Slice and Dice: The Slasher Film Forever sets out to chart the origins of the slasher film. Most of those interviewed cite the first slasher film as being Psycho (1960), although I would typify Psycho more as being a Psycho-Thriller that has embryonic elements of the slasher film rather than an actual slasher film. Dave Parker, director of The Hills Run Red (2009), and Patrick Lussier, director of My Bloody Valentine (2009), take everything back to Agatha Christie’s Ten Little Indians (1939) and the first film version And Then There Were None (1945), which created the trope of the group isolated on an island being killed off. Meanwhile, Christopher Smith, director of Creep (2004) and Severance (2005), cites Mario Bava’s Twitch of the Death Nerve (1969), another strong progenitor that took its basics from Agatha Christie. We then get to discussion of what is generally agreed on as being the first proper slasher film Black Christmas (1974).

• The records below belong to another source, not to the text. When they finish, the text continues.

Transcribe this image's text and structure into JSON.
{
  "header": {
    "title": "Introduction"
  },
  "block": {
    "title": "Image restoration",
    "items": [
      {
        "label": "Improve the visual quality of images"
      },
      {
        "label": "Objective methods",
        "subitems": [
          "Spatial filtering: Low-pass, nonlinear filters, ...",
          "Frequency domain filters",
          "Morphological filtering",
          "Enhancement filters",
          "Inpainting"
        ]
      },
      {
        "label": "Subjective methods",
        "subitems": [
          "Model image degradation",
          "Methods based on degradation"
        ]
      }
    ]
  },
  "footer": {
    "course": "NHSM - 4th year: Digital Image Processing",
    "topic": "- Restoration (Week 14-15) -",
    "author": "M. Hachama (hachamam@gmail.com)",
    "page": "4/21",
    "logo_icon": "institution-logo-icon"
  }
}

Corey Feldman interviewed in Slice and Dice: The Slasher Film Forever (2012)
Corey Feldman interviewed

Slice and Dice places its focus in odd places. There is a history of the genre offered but this has massive gaps. It covers the classic Halloween and Friday the 13th series, mentions the A Nightmare on Elm Street films, but then skips completely over the huge outpouring of films in the 1980s heyday to get to Scream (1996) and sequels. Certainly, a number of individual films are mentioned throughout but what is missing is the whole section of slasher history 1981-3 that essentially formed the tropes.

We jump from Halloween and Friday the 13th to a section of some fifteen minutes (in a film that only runs to 78 minutes) on the rules of the slasher film. In that the rules were only created by the Scream series as a way of spoofing the clichés and tropes of the genre, this does seem a disproportionate amount of time spent focusing on them. And really, the input of the various interviewees is neither here nor there in having anything interesting to say about these. I did find quite interesting the debate over what makes a good slasher maniac – one with backhistory vs a faceless masked hulk. There is some attempt to address why women are victims in the film, although none that ever finds a terribly profound answer – vague statements like “It’s in the male psyche” are posited at one point.

The film does offer a reasonable number of interviewees and many with a history directing and starring in slasher films. The surprise about this is that none of these are ever interviewed or tell stories about the films they made – instead, they are all just opining about aspects of the slasher genre. There is the odd nugget among these – Corey Feldman pitching the idea of a Friday the 13th sequel where his young Tommy character faces Jason as an adult, while Tobe Hooper voices appreciation of The Texas Chainsaw Massacre (2003), the remake of his classic work.

One of the faults of the film is that it appears to have been made on a small budget, meaning that it doesn’t have financial resources for clearing the rights on film footage. What we get to see seems to be taken from the Paramount library – the Friday the 13th films, My Bloody Valentine (1981) and April Fool’s Day (1986). The rest is represented by interviews and movie posters.